The study also deems fire department members could have considered her overeagerness to obtain training in another light.
“She was overly eager to get all the educational courses she could under her belt and her ways and means of doing so was considered to be insubordinate. However, others would argue that this type of individual you would want on your department; a person with a keen interest in being a member, a great willingness to learn, and boundless energy.”
Gerald Hiscock described Fire Chief Victor Hiscock as a popular chief with members who is also respected in the community. However, the study makes an assertion that may cast doubt on Hiscock’s suitability as chief.
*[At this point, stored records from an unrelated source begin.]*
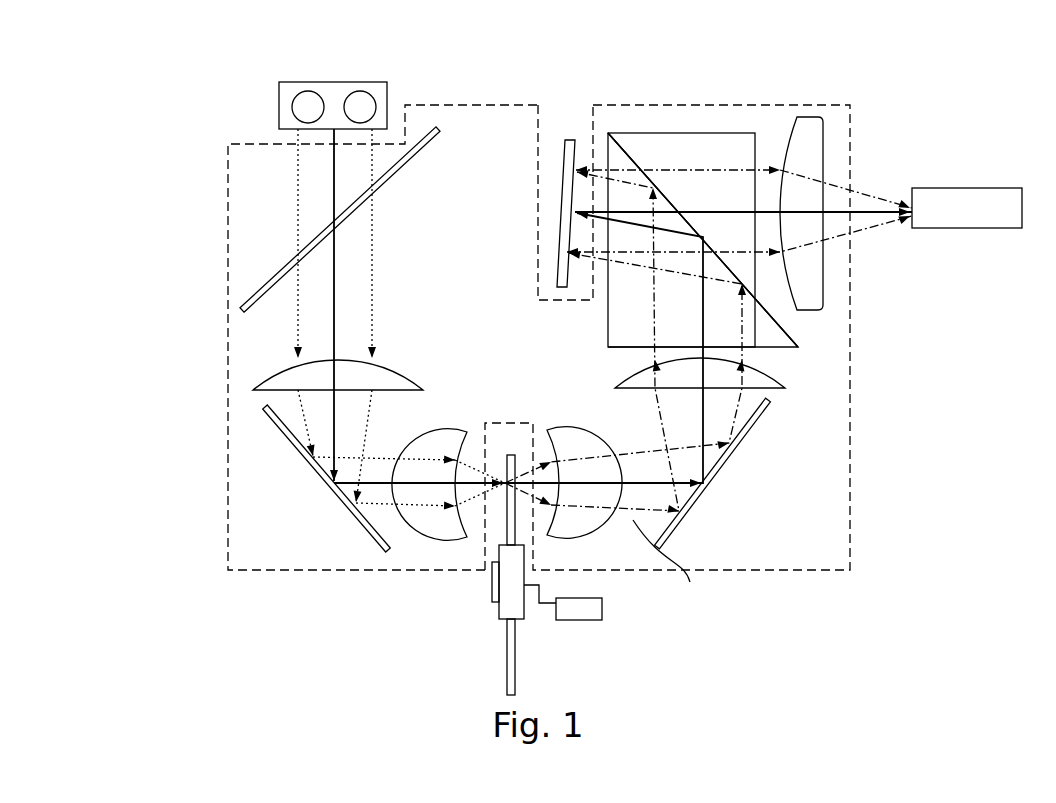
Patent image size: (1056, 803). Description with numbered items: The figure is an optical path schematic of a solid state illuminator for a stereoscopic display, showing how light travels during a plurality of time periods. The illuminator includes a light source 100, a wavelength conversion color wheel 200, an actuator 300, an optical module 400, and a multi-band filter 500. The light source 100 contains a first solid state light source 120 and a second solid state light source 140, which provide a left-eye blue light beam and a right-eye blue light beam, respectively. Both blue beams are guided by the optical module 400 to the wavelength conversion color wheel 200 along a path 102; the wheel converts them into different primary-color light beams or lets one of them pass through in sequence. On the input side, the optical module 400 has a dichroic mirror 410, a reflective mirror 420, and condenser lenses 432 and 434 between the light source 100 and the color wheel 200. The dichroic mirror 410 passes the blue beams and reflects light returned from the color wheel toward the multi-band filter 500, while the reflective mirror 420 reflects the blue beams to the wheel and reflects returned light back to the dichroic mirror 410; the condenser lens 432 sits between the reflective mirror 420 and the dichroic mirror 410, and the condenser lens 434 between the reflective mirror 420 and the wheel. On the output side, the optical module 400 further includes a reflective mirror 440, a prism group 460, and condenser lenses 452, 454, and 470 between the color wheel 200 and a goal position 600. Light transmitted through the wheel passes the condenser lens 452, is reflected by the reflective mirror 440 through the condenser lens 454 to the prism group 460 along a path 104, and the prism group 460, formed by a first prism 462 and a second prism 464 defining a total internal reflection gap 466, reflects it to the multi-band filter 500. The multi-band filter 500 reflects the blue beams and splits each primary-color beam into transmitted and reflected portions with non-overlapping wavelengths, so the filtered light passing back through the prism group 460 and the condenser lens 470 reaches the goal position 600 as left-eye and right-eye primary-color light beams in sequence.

The light source 100 is at (320, 77).
The first solid state light source 120 is at (307, 91).
The second solid state light source 140 is at (360, 91).
The path 102 is at (290, 181).
The dichroic mirror 410 is at (242, 312).
The condenser lens 432 is at (253, 376).
The reflective mirror 420 is at (308, 462).
The condenser lens 434 is at (442, 537).
The wavelength conversion color wheel 200 is at (516, 665).
The actuator 300 is at (602, 606).
The condenser lens 452 is at (568, 535).
The path 104 is at (669, 560).
The reflective mirror 440 is at (724, 467).
The condenser lens 454 is at (762, 360).
The prism group 460 is at (777, 244).
The first prism 462 is at (795, 342).
The second prism 464 is at (768, 312).
The total internal reflection gap 466 is at (631, 146).
The condenser lens 470 is at (823, 281).
The multi-band filter 500 is at (570, 140).
The goal position 600 is at (962, 188).
The optical module 400 is at (851, 441).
“ The fire community has evolved to a point today where a fire chief has to possess the appropriate administrative and management skills to effectively achieve the ulti- mate aims and goals of the fire service.”
The study concludes with a number of recommendations regarding the department. The first one calls for an appointment system for designating the chief and deputy chief by an “independent selection committee.” Currently, the chiefs are selected by department members in a vote.
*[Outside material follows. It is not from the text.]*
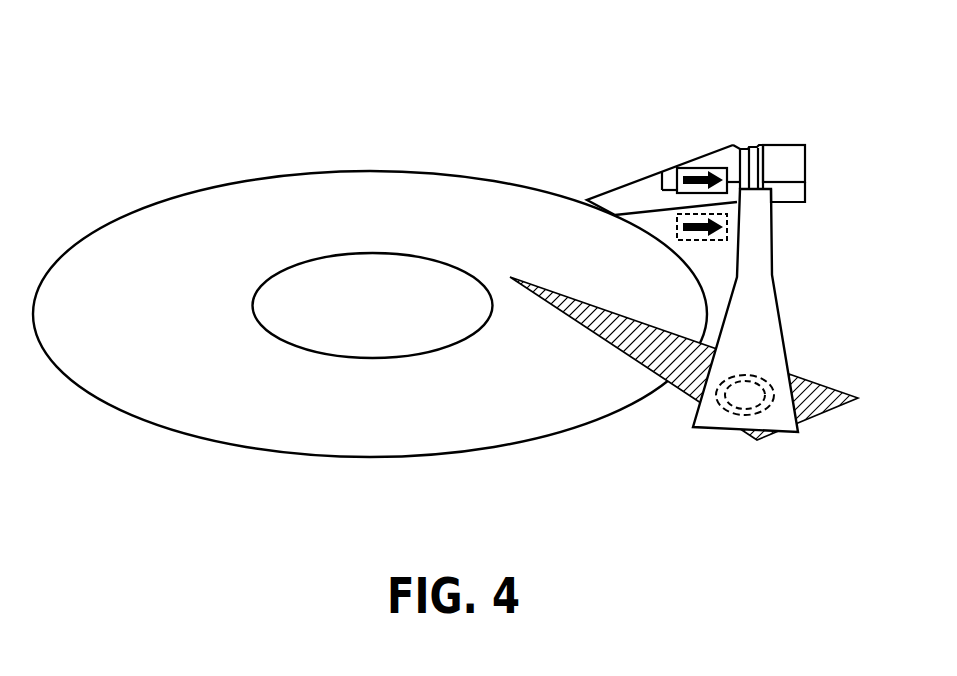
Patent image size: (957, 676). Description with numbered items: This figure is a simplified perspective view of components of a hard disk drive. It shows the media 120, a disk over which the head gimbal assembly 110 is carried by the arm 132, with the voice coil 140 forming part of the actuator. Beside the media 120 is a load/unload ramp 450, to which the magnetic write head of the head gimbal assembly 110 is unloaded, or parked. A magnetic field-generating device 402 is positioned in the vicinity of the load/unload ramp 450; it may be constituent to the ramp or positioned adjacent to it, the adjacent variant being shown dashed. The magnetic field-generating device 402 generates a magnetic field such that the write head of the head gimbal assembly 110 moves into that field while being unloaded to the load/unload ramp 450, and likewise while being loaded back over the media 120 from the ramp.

A motion was passed to advertise externally for a new fire chief, but the motion was subsequently rescinded at the March 21 council meeting. All those in attendance supported the motion to rescind the advertisement, excluding Coun. Tony Dominix, who is also council’s liaison for the fire department.
Seymour was outside
province at the time of the meeting.
Hiscock commended by mayor
Mayor Drover said the town will work with the department to help it improve. He said the town will put a committee in place to look at the functions of the chief and create a policy in conjunction with the department.
Drover commended Gerald Hiscock for the work he did on the study.
“ Like everything else, I guess nobody agrees 100 per cent with everything that someone does, but he’s very knowledgeable and very qualified to do the report.”
Seymour also supports the findings of the report, and in her view, she never lost the full support of fellow firefighters. However, she believes some members would be happy if she left the brigade.
She’s already seeing signs the department is moving in a positive direction. This past weekend, about a dozen members from Spaniard’s Bay were set to attend a two-day defensive firefighting training course in Cavendish.
Meanwhile, Chief Hiscock declined an interview request.